A British policy shift that could allow individual railroad operators to own track has raised fresh questions about how the privatization program for British Rail ultimately will take shape.
Under the terms of the sell-off plan for state-owned British Rail - which provides virtually all rail service in Britain - the railroad would be broken into 25 regional passenger franchises and three freight services that would be auctioned off.Beginning April 1, all stations and track would be controlled by a separate government-owned entity known as Railtrack. Purchasers of passenger franchises or the freight services would pay a fee to Railtrack for the use of its assets.
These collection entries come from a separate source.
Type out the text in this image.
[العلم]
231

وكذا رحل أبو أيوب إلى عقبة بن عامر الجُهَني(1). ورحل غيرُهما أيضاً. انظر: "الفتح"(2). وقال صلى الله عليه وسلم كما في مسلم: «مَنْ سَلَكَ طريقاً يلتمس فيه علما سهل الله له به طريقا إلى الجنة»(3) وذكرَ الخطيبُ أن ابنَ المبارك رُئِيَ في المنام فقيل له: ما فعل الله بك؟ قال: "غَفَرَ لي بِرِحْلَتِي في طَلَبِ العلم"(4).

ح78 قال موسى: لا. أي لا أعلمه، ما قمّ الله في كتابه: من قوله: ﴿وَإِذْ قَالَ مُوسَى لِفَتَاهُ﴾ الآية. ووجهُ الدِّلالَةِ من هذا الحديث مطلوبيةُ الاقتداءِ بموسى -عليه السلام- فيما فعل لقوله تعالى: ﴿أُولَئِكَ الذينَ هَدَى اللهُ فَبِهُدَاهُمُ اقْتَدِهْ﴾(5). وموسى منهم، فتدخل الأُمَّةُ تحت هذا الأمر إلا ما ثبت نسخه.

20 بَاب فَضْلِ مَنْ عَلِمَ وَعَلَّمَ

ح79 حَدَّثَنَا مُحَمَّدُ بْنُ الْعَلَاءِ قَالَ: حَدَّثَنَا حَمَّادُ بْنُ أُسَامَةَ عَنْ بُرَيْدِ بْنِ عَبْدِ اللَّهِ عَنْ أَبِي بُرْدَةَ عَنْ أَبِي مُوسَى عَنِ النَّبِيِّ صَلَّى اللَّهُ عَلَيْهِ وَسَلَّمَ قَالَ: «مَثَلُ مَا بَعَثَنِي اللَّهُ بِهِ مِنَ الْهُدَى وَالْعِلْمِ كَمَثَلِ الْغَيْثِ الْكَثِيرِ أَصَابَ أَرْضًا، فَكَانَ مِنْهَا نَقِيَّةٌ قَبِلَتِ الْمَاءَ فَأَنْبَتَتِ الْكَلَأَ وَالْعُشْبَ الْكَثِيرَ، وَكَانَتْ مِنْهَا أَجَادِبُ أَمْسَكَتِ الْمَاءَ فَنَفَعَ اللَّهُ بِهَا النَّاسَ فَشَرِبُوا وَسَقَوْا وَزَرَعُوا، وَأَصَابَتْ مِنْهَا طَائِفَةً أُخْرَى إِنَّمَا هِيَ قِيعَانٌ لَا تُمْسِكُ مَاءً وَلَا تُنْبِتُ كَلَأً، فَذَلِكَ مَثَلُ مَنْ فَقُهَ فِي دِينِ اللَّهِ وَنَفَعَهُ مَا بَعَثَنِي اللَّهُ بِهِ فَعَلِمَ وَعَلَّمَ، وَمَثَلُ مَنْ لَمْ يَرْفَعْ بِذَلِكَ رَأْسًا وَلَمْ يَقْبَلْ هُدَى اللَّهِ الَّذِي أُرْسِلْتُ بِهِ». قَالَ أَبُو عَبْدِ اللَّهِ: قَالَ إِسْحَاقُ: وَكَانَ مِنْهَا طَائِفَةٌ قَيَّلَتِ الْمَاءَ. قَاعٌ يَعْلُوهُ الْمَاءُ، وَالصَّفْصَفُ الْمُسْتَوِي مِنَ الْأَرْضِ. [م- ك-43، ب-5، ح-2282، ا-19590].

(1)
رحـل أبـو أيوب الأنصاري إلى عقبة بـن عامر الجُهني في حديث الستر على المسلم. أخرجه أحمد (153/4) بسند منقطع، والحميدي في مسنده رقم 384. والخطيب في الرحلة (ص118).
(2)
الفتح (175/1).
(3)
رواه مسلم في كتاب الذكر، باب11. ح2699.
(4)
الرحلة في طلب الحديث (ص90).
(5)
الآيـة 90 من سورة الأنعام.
It was originally envisioned that Railtrack would own and control all the track, but earlier this week the government cleared the way for a budding rail group - known as the Central Railway Group - to negotiate for the purchase of track in the Midlands, southern England including London and up to the Channel Tunnel, which opens this spring.
An official with the Department of Transport said it was now up to railroad operators to negotiate with Railtrack for the purchase of track and for Railtrack to decide whether it was in the company's interest to part with certain routes.
"The bottom line is that it's for Railtrack to say yea or nay," the official said.
But, Michael Butcher, managing director at Central Railway, said that unless private investors were given a substantial degree of control over their investment the privatization program was headed for trouble.
"You wouldn't expect private investors to put up money for something they didn't own and we're trying to attract as much private capital as possible," Mr. Butcher said.
The company - which would be a "piggyback" operator carrying trucks on flatcars - estimates it will need to spend UK2.1 billion ($3.15 billion) to buy up existing lines, build underground rail tunnels and refurbish old tracks.
"What we're looking to do is acquire the corridor," Mr. Butcher said.
But Railtrack Chairman Robert Horton earlier this week indicated opposition to the sell-off of his company's track to rail operators. In a speech to Chartered Institute of Transport in London, Mr. Horton said Railtrack would be responsible for safety and for preserving the network.
There is "no necessary logic" to a vertically integrated company comprising rail and track, he said, alluding to the fact that British Airways has achieved a high degree of success without owning Heathrow Airport.
He said separation of track and railroads will make it easier to calculate costs, maintain high levels of safety and allow for competition across routes.
Shipper groups, too, have expressed concern that should a private railroad purchase track, it would have little incentive to offer access to competitors at reasonable rates.